Filtrate answered 20/9, 2012 at 14:38 Comment(6)
I don't really get it. Can you give an example please ? like from a very long floating point number to intSashenka
In that case, read the last sentence of the quote. You will get MAX_VALUE every time.Octopus
Sorry, I think i am not clear about the first step. Does it convert it through binary ? taking the example double x = 54.3578, and what happen at the first step ?Sashenka
@user1389813: The value is in binary to start with.
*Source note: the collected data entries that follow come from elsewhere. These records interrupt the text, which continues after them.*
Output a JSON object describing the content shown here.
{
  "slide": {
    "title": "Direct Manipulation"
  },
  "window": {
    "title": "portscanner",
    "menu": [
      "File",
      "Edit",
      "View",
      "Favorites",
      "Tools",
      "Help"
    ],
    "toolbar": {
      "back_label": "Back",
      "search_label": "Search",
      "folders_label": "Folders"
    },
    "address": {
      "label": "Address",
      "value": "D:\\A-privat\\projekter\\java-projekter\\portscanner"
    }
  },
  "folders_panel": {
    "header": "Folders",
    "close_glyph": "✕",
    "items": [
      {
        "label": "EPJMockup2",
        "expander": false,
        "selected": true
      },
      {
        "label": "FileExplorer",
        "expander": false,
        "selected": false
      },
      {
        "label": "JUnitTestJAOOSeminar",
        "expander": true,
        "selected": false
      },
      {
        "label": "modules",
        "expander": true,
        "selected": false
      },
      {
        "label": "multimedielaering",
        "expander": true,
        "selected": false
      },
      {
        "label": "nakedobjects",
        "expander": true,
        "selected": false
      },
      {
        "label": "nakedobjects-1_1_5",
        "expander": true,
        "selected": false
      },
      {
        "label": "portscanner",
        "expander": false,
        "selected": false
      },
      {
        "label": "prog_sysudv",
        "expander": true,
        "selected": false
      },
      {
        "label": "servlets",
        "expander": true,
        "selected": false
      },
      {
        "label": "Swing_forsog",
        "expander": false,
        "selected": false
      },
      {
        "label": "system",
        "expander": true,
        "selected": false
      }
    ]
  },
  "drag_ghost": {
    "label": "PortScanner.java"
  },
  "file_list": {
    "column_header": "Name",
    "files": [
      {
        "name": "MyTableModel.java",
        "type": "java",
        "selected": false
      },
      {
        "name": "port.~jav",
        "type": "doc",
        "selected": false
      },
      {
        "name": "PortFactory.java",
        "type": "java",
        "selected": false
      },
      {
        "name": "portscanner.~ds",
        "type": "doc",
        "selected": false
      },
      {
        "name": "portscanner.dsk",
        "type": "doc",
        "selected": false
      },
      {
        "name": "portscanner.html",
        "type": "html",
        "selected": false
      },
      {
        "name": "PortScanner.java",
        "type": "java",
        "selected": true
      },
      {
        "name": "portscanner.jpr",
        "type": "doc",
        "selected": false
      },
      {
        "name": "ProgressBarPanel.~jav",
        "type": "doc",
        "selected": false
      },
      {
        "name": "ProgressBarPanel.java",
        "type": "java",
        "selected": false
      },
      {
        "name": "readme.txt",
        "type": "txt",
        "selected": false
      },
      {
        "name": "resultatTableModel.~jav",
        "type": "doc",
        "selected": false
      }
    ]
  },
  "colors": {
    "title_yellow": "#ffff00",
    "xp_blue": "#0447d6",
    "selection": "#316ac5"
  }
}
At compile-time, the compiler will convert the literal 54.3578 to the closest representable IEEE-754 64-bit double value.Filtrate
@JonSkeet but how does it extract that 54 from the IEEE 754 double-precision binary floating-point format where it contains sign, exponent and fraction ?Sashenka
@user1389813: As I wrote in my answer, most of the time the CPU would do that. If the CPU doesn't support floating point directly, it would be implemented internally within the JVM, with code which understands IEEE-754... but at this point we're a long way from anything truly Java specific, and it's unclear why you'd really want to know. The effect is the important part, and that's specified in my answer·Filtrate
R
14

Java truncates its value if you use (int) cast, as you may notice:

    double d = 2.4d;
    int i = (int) d;
    System.out.println(i);
    d = 2.6;
    i = (int) d;
    System.out.println(i);

Output:

2
2

Unless you use Math.round, Math.ceil, Math.floor...

Redeemable answered 20/9, 2012 at 14:40 Comment(1)
i think the question is not how to do it, but the mechanics behind the castInfidelity
O
2

You may want to read the Java specification:

http://docs.oracle.com/javase/specs/jls/se7/html/jls-5.html#jls-5.1.3

The relevant section is 5.1.3 - "Narrowing Primitive Conversion".